Turning to the “More Natural Better Hydration” claim, NAD found that “BA’s chosen formula and the inclusion of ingredients like coconut water and potassium is premised on their scientifically validated roles in aiding rehydration. It would be reasonable for consumers to believe that the claim ‘better hydration’ to be an objective claim about a product characteristic, especially when made in conjunction with an objective ‘more natural’ claim.” The record, however, lacked any evidence establishing that BA provides better hydration than its competitors because it contains more natural ingredients.
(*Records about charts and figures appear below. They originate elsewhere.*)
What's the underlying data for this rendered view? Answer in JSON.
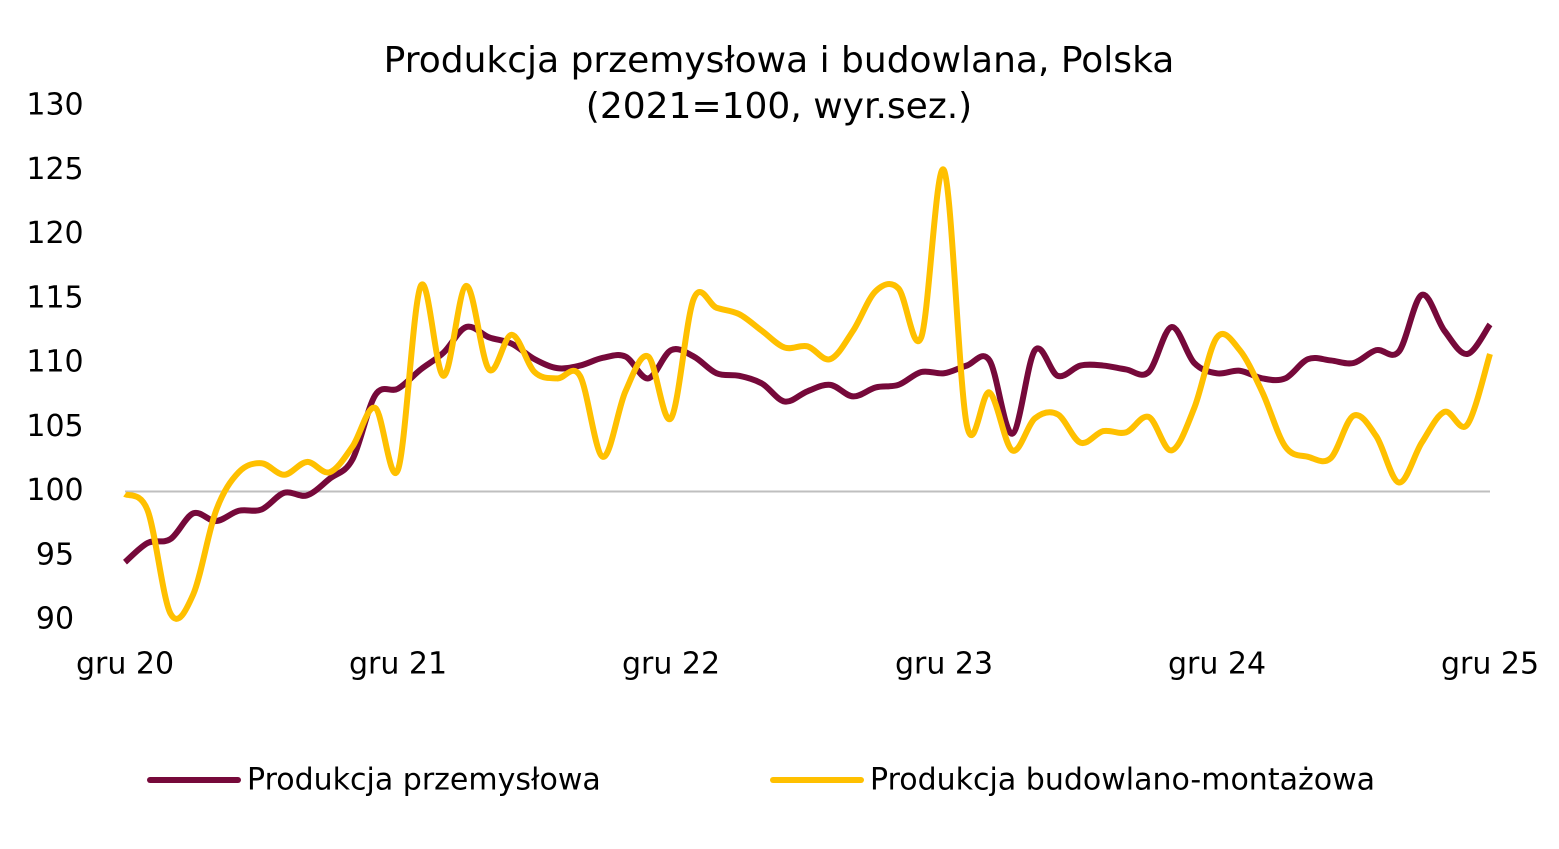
{
  "chart_data": {
    "type": "line",
    "title": "Produkcja przemysłowa i budowlana, Polska",
    "subtitle": "(2021=100, wyr.sez.)",
    "categories": [
      "gru 20",
      null,
      null,
      null,
      null,
      null,
      null,
      null,
      null,
      null,
      null,
      null,
      "gru 21",
      null,
      null,
      null,
      null,
      null,
      null,
      null,
      null,
      null,
      null,
      null,
      "gru 22",
      null,
      null,
      null,
      null,
      null,
      null,
      null,
      null,
      null,
      null,
      null,
      "gru 23",
      null,
      null,
      null,
      null,
      null,
      null,
      null,
      null,
      null,
      null,
      null,
      "gru 24",
      null,
      null,
      null,
      null,
      null,
      null,
      null,
      null,
      null,
      null,
      null,
      "gru 25"
    ],
    "series": [
      {
        "name": "Produkcja przemysłowa",
        "color": "#76093a",
        "values": [
          94.5,
          96,
          96.3,
          98.3,
          97.7,
          98.5,
          98.6,
          99.9,
          99.7,
          101,
          102.5,
          107.5,
          108,
          109.5,
          110.8,
          112.8,
          112,
          111.5,
          110.3,
          109.6,
          109.8,
          110.4,
          110.5,
          108.8,
          111,
          110.5,
          109.2,
          109,
          108.4,
          107,
          107.8,
          108.3,
          107.4,
          108.1,
          108.3,
          109.3,
          109.2,
          109.8,
          110.2,
          104.5,
          111,
          109,
          109.8,
          109.8,
          109.5,
          109.3,
          112.8,
          110,
          109.2,
          109.4,
          108.8,
          108.8,
          110.3,
          110.2,
          110,
          111,
          110.9,
          115.3,
          112.5,
          110.7,
          113
        ]
      },
      {
        "name": "Produkcja budowlano-montażowa",
        "color": "#ffc000",
        "values": [
          99.8,
          98.5,
          90.5,
          92,
          98.5,
          101.5,
          102.2,
          101.3,
          102.3,
          101.5,
          103.5,
          106.5,
          101.7,
          116,
          109,
          116,
          109.5,
          112.2,
          109.3,
          108.8,
          109,
          102.7,
          107.8,
          110.5,
          105.7,
          115,
          114.3,
          113.8,
          112.5,
          111.2,
          111.3,
          110.3,
          112.5,
          115.6,
          115.8,
          112,
          125,
          105.2,
          107.7,
          103.2,
          105.7,
          106,
          103.8,
          104.7,
          104.6,
          105.8,
          103.2,
          106.5,
          112,
          111,
          107.7,
          103.5,
          102.7,
          102.6,
          105.9,
          104.3,
          100.7,
          103.8,
          106.2,
          105.2,
          110.7
        ]
      }
    ],
    "ylim": [
      90,
      130
    ],
    "yticks": [
      90,
      95,
      100,
      105,
      110,
      115,
      120,
      125,
      130
    ],
    "reference_line": 100,
    "grid": false,
    "legend": "bottom"
  }
}
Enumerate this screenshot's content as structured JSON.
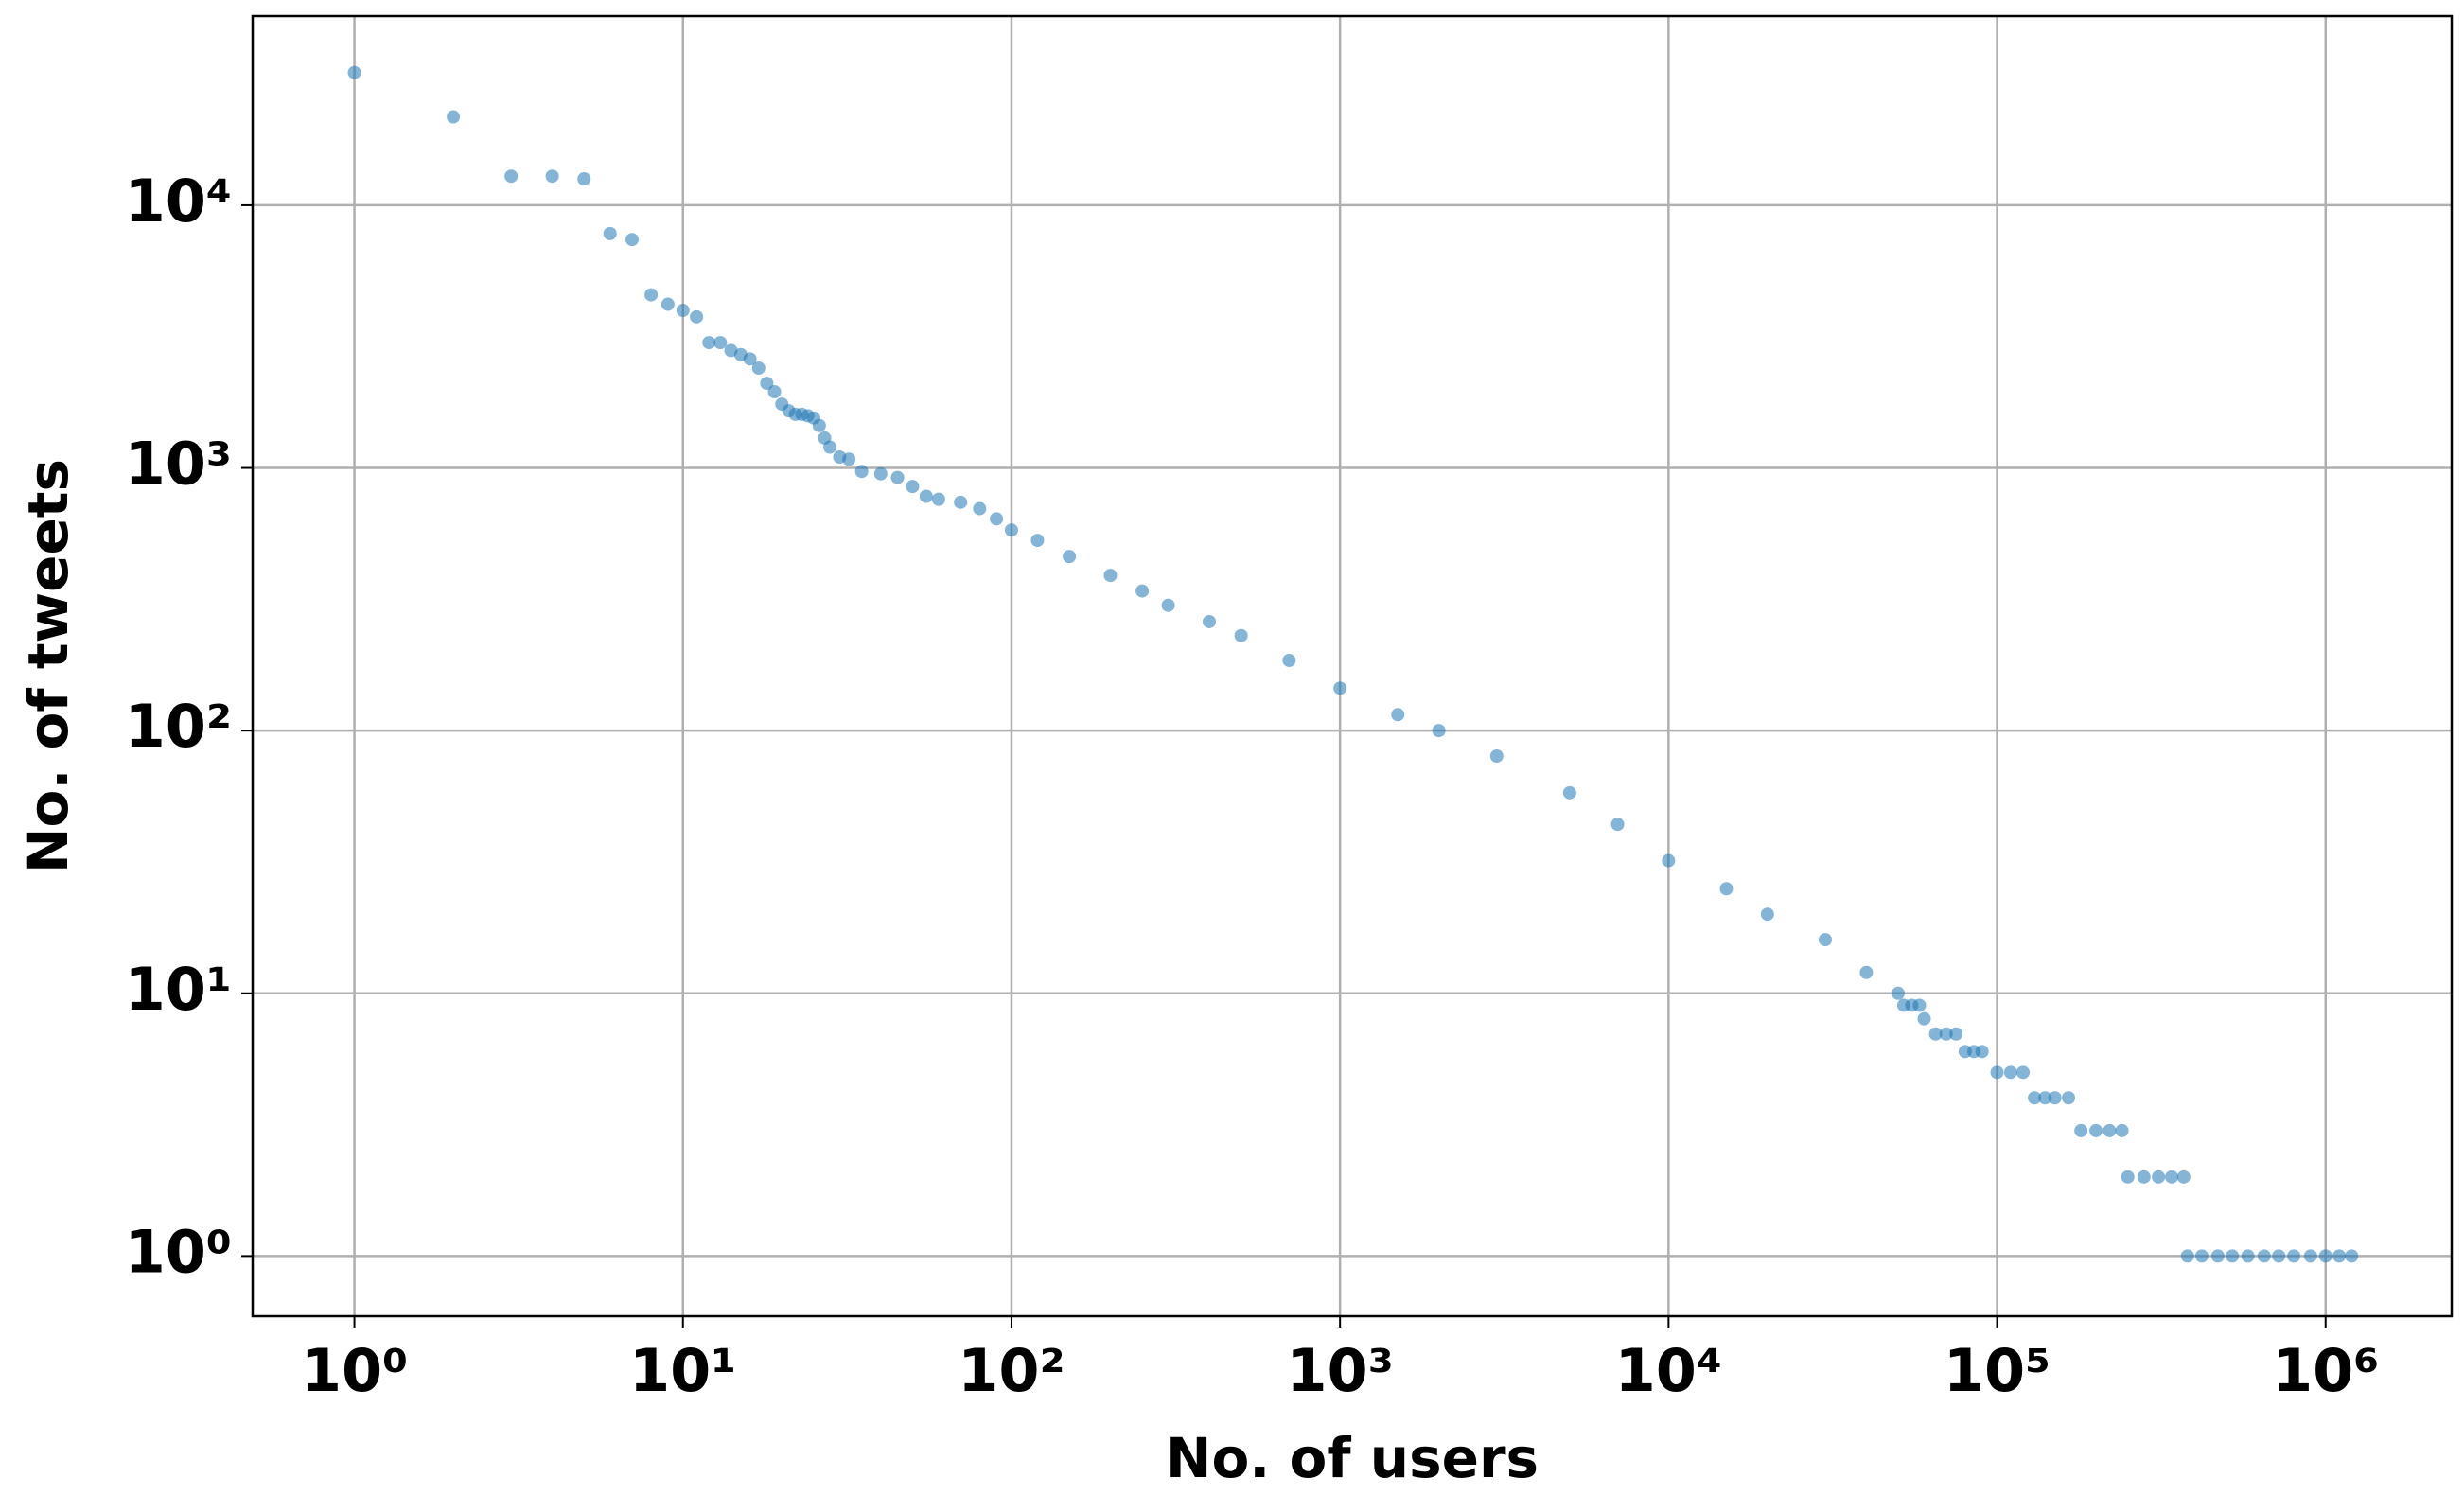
{
  "chart_data": {
    "type": "scatter",
    "xlabel": "No. of users",
    "ylabel": "No. of tweets",
    "xscale": "log",
    "yscale": "log",
    "grid": true,
    "color": "#1f77b4",
    "x": [
      1,
      2,
      3,
      4,
      5,
      6,
      7,
      8,
      9,
      10,
      11,
      12,
      13,
      14,
      15,
      16,
      17,
      18,
      19,
      20,
      21,
      22,
      23,
      24,
      25,
      26,
      27,
      28,
      30,
      32,
      35,
      40,
      45,
      50,
      55,
      60,
      70,
      80,
      90,
      100,
      120,
      150,
      200,
      250,
      300,
      400,
      500,
      700,
      1000,
      1500,
      2000,
      3000,
      5000,
      7000,
      10000,
      15000,
      20000,
      30000,
      40000,
      50000,
      52000,
      55000,
      58000,
      60000,
      65000,
      70000,
      75000,
      80000,
      85000,
      90000,
      100000,
      110000,
      120000,
      130000,
      140000,
      150000,
      165000,
      180000,
      200000,
      220000,
      240000,
      250000,
      280000,
      310000,
      340000,
      370000,
      380000,
      420000,
      470000,
      520000,
      580000,
      650000,
      720000,
      800000,
      900000,
      1000000,
      1100000,
      1200000
    ],
    "values": [
      32000,
      21700,
      12900,
      12900,
      12600,
      7800,
      7400,
      4560,
      4200,
      3980,
      3760,
      3000,
      3000,
      2800,
      2700,
      2600,
      2400,
      2100,
      1950,
      1750,
      1650,
      1600,
      1600,
      1580,
      1550,
      1450,
      1300,
      1200,
      1100,
      1080,
      970,
      950,
      920,
      850,
      780,
      760,
      740,
      700,
      640,
      580,
      530,
      460,
      390,
      340,
      300,
      260,
      230,
      185,
      145,
      115,
      100,
      80,
      58,
      44,
      32,
      25,
      20,
      16,
      12,
      10,
      9,
      9,
      9,
      8,
      7,
      7,
      7,
      6,
      6,
      6,
      5,
      5,
      5,
      4,
      4,
      4,
      4,
      3,
      3,
      3,
      3,
      2,
      2,
      2,
      2,
      2,
      1,
      1,
      1,
      1,
      1,
      1,
      1,
      1,
      1,
      1,
      1,
      1
    ],
    "xlim": [
      0.49,
      2420000
    ],
    "ylim": [
      0.59,
      52500
    ],
    "xticks": [
      {
        "value": 1,
        "label": "10⁰"
      },
      {
        "value": 10,
        "label": "10¹"
      },
      {
        "value": 100,
        "label": "10²"
      },
      {
        "value": 1000,
        "label": "10³"
      },
      {
        "value": 10000,
        "label": "10⁴"
      },
      {
        "value": 100000,
        "label": "10⁵"
      },
      {
        "value": 1000000,
        "label": "10⁶"
      }
    ],
    "yticks": [
      {
        "value": 1,
        "label": "10⁰"
      },
      {
        "value": 10,
        "label": "10¹"
      },
      {
        "value": 100,
        "label": "10²"
      },
      {
        "value": 1000,
        "label": "10³"
      },
      {
        "value": 10000,
        "label": "10⁴"
      }
    ]
  }
}
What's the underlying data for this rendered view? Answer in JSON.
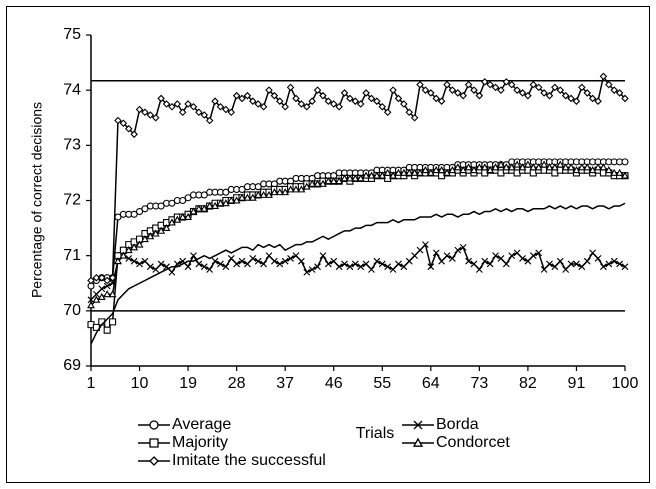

Finally, NAD reviewed television commercials that featured professional athletes making “outdated” choices in an amusing way – sending a letter by carrier pigeon, for example – and a voiceover that states: “Why would [famous athlete] choose an outdated sports drink?…He wouldn’t!…More natural, more electrolytes, better sports drink. Thanks Gatorade, we’ll take it from here.”

The challenger argued that the ads were falsely denigrating and contended that the statement “Thanks Gatorade, We’ll Take It From Here” conveyed a false and misleading comparative superiority claim against its product. The advertiser, on the other hand, argued that these commercials were essentially puffery, and the vignettes were humorous exaggerations or over-the-top hyperbole.

NAD wasn’t convinced the individual vignettes were falsely denigrating, but determined that the commercials convey a message that BodyArmor is not just a newer sports drink, but a better sports drink than Gatorade.

Following its review of the evidence in the record, NAD recommended that the advertiser discontinue its “More Natural Better Sports Drink” and “More Natural Better Hydration” claims. NAD further recommended that the advertiser modify the challenged commercials to avoid conveying the message that Gatorade is inferior or “outdated.” NAD also recommended that the advertiser discontinue the claim, “More natural, more electrolytes. Better sports drink.”

Bodyarmor, in its advertiser’s statement, said it disagreed with NAD’s findings and would not comply with NAD’s recommendations. Considering the advertiser’s decision, NAD has referred the matter to the attention of the appropriate government agency for possible enforcement action.

Note: A recommendation by NAD to modify or discontinue a claim is not a finding of wrongdoing and an advertiser’s voluntary discontinuance or modification of claims should not be construed as an admission of impropriety. It is the policy of NAD not to endorse any company, product, or service. Decisions finding that advertising claims have been substantiated should not be construed as endorsements.